Castlewood Eight Hour, two months after my ALS diagnosis.

A Surprisingly Enjoyable Endeavor- 2016 Castlewood Race Report

‘You are only as good as your last performance’ has always been a vague feeling of mine. Perhaps it’s an insecurity, but it keeps you motivated. I enjoy trying hard to win in any competition, for isn’t that the fun of it all? The point of it? One does not need to win, in order to enjoy the trying. I have also found that the joy of wins and successes, as viewed as a product, fades very quickly. Rather than waste much time basking in successes or lamenting in failures, (there was an abundance of failures) it was more fulfilling to just start thinking about preparing for the next challenge.

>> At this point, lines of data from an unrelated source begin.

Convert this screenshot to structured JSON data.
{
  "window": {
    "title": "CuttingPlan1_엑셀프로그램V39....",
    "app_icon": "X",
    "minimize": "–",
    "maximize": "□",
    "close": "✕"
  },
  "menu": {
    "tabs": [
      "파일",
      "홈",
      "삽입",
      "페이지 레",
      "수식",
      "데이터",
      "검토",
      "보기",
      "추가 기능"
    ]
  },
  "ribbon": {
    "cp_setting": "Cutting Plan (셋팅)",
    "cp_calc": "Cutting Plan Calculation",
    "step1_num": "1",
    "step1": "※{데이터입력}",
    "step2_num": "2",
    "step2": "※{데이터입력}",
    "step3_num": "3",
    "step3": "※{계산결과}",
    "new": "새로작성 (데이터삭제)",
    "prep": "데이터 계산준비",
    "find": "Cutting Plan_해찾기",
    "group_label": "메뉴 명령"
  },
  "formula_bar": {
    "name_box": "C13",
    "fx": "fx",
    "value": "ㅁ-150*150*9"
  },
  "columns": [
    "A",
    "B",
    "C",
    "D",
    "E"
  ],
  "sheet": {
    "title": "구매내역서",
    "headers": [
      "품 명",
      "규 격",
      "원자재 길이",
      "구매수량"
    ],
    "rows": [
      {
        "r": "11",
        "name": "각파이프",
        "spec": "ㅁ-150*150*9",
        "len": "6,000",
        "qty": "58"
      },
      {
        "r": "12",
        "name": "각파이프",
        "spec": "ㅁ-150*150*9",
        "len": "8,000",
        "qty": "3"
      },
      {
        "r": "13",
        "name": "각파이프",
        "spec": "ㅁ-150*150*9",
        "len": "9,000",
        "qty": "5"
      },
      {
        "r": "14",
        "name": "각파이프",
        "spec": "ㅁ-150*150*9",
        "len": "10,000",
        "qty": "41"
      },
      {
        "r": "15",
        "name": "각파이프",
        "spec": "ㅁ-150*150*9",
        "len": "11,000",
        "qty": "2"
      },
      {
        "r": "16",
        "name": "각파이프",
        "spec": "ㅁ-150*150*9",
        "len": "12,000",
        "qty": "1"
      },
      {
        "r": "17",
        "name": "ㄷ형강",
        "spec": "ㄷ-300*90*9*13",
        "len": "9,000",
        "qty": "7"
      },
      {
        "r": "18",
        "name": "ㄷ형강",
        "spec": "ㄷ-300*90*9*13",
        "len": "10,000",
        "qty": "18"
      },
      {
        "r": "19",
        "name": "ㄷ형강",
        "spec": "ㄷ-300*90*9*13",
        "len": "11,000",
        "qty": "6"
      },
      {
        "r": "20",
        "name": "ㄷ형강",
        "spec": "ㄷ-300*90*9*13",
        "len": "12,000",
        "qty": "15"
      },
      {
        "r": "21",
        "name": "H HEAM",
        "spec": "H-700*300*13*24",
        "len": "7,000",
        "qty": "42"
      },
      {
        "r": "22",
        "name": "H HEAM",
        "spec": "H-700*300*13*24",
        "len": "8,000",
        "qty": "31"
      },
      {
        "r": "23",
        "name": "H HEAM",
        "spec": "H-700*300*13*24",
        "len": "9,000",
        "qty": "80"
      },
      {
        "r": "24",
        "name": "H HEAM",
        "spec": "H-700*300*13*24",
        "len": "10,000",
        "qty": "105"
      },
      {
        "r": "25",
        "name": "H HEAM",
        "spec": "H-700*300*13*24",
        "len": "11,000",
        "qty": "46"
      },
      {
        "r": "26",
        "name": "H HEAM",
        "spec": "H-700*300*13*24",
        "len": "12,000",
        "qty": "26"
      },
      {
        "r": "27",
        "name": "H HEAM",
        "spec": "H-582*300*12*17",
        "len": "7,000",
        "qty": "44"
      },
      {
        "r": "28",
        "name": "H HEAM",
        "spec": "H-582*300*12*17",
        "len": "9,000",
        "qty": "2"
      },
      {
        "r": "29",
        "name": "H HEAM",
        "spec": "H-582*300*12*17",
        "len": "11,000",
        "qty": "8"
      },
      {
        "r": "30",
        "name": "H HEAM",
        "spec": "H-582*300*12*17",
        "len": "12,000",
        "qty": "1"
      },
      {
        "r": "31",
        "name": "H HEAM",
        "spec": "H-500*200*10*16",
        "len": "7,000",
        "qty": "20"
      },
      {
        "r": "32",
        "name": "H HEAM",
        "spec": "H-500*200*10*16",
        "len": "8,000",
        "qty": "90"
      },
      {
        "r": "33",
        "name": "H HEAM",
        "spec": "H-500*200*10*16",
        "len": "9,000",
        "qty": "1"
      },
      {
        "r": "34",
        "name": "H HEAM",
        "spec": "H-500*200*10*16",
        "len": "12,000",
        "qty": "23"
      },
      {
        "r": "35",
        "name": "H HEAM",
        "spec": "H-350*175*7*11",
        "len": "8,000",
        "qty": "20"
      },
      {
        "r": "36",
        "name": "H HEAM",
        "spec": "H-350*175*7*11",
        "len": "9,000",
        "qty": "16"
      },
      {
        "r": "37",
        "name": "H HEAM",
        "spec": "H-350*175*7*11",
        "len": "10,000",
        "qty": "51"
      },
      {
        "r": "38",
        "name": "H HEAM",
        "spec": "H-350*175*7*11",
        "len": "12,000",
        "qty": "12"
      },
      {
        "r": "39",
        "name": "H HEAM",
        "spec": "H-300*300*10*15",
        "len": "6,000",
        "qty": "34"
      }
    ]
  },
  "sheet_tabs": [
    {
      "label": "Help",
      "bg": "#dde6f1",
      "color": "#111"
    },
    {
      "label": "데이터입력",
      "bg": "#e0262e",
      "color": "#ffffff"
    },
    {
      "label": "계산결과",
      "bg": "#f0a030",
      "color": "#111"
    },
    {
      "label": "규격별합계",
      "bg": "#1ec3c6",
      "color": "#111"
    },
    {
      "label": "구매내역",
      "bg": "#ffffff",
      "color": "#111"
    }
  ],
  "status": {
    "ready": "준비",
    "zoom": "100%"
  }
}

Before every serious adventure race would be a big meeting explaining how the race was going to be run and possible hazards to look out for. During one such meeting, some advice given for paddling down a very, very, very small river was, “if you fall out of your boat, stand up, dust yourself off, and get back in”. Often, a banquet was provided afterwards, where all the racers could intermingle. It was nice. Though they were ‘the enemy’, we were also friends. The heavy hitters seemed to always magically reappear, no matter how far, remote or backwater the location was.

After a race was over, one of the heavy hitters, the Russian, would bow his head and say, “respect”, to the people who might have beaten him. He certainly was not beaten all of the time. His English was more than good enough to chatter about as I did, but I liked his conservation of words.

My father tried hard and was a very successful man, at the things he decided to pour himself into. I think I learned that trait from him, along with being careful to question why it is, that you pour yourself into something. Outside of the necessities of his work, he enjoyed dabbling in simple things that weren’t meant to impress. My mother also was also successful and a trier, though less choosy about the activities she worked in; she was more about predetermined duties, traditions she felt compelled to continue and going with the flow of others.

With all of our work and efforts, failures and successes, what had I learned? What had we learned? Perhaps we found how the endeavors that one focuses on, slowly changes a person, probably most powerfully by shaping one’s social group. Evolution has inclined our minds to value social interactions in incredibly complicated ways. Family, friends, team, town or nation, oftentimes compete with each other. We tend not to notice just how complicated all of our social cues are, once we are sufficiently immersed in what is happening.